Page 19 of Gelfand and Fomin's Calculus of Variations considers the Euler equation arising from functionals of the form $\int_a^b f(x, y)\sqrt{1+y'^2}\, dy$. Letting the integrand be $F$, they give the $\frac{d}{dx} F_{y'}$ term of the Euler equation as $$\frac{d}{dx} \left[f(x,y) \frac{y'}{\sqrt{1+y'^2}}\right] = f_x \frac{y'}{\sqrt{1+y'^2}} + f_y \frac{y'^2}{\sqrt{1+y'^2}} + f \frac{y''}{\left( 1 + y'^2\right)^{3/2}}.$$

(Subscripts are Gelfand and Fomin's notation for partial derivatives.) This formula should stem from the product rule for derivatives, so to my understanding, the second and third terms should be $f$ times the derivative of $\frac{y'}{\sqrt{1+y'^2}}$; that is, they should be $$f \frac{d}{dx} \frac{y'}{\sqrt{1+y'^2}} = f \frac{y'^2}{\sqrt{1+y'^2}} + f \frac{y''}{\left( 1 + y'^2\right)^{3/2}}.$$ So why do Gelfand and Fomin give $f_y$ (which is certainly not a typo) rather than $f$ as the coefficient of $\dfrac{y'^2}{\sqrt{1+y'^2}}$? There's no derivative with respect to $y$ anywhere in the setup, so I don't see how any could arise in the answer.
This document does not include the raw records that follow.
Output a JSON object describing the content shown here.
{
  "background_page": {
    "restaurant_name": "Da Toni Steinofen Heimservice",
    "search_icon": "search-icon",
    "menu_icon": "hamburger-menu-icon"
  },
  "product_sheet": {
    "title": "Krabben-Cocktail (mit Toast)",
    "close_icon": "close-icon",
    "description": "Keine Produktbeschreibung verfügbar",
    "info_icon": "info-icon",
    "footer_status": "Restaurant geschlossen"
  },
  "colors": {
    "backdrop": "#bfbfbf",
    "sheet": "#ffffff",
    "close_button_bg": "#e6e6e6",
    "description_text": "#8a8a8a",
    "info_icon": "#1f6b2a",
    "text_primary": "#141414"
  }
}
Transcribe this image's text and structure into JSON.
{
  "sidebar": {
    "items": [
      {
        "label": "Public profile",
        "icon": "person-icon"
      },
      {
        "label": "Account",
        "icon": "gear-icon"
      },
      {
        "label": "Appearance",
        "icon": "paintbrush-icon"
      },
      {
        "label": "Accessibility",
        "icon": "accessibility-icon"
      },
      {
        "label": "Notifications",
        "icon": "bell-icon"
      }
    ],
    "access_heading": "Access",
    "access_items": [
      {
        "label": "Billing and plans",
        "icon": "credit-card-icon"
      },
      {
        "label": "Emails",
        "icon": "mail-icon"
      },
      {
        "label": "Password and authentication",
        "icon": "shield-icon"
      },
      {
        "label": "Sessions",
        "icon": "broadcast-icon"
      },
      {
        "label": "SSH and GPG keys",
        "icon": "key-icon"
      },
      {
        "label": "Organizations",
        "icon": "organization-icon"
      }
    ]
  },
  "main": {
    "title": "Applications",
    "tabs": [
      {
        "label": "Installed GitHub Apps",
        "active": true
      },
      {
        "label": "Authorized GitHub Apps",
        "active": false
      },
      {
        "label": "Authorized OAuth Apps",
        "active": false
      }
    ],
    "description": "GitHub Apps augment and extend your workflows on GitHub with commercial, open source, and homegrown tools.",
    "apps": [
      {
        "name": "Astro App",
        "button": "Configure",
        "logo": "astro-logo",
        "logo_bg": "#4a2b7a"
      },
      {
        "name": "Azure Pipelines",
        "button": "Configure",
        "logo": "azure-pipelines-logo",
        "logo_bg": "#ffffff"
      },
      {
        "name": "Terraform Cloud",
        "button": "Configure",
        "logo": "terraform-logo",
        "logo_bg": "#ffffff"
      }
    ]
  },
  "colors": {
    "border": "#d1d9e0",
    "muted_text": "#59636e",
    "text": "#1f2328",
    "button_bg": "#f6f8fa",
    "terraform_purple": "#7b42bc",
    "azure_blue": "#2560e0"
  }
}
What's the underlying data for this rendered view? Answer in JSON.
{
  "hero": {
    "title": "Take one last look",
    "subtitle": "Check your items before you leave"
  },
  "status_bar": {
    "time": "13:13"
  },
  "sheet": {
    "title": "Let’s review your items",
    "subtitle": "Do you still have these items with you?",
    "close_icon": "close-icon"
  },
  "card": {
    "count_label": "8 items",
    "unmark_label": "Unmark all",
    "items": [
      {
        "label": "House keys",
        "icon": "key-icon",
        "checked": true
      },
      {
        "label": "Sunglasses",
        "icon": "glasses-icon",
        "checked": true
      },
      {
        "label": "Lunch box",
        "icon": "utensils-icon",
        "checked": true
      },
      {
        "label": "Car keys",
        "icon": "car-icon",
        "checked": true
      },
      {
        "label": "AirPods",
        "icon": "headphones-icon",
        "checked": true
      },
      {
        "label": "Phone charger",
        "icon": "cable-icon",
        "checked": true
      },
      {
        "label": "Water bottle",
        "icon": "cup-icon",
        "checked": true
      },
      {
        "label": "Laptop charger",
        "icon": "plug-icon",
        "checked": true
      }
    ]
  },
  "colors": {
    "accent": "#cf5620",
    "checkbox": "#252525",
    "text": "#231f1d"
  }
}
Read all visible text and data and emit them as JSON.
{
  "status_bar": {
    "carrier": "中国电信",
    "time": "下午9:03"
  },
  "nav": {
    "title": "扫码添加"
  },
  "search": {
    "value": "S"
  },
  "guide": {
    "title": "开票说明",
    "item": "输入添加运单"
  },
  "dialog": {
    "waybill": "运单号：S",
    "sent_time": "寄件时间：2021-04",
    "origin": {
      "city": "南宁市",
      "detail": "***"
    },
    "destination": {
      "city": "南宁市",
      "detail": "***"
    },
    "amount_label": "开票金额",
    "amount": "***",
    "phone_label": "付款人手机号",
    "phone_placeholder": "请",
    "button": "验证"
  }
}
Actually only the last term comes from $$f \frac{d}{dx} \frac{y'}{\sqrt{1+y'^2}} = \left( \frac{y''}{\sqrt{1+y'^2}}-\frac{y'y'y''}{(1+y'^2)^{3/2}} \right)f = \frac{y''}{(1+y'^2)^{3/2}}f.$$ The first two terms are from the total derivative of $f$, namely $$\frac{df}{dx} = \frac{\partial f}{\partial x} + \frac{\partial f}{\partial y} \frac{dy}{dx} = f_x + y' f_y$$ by the multivariate chain rule.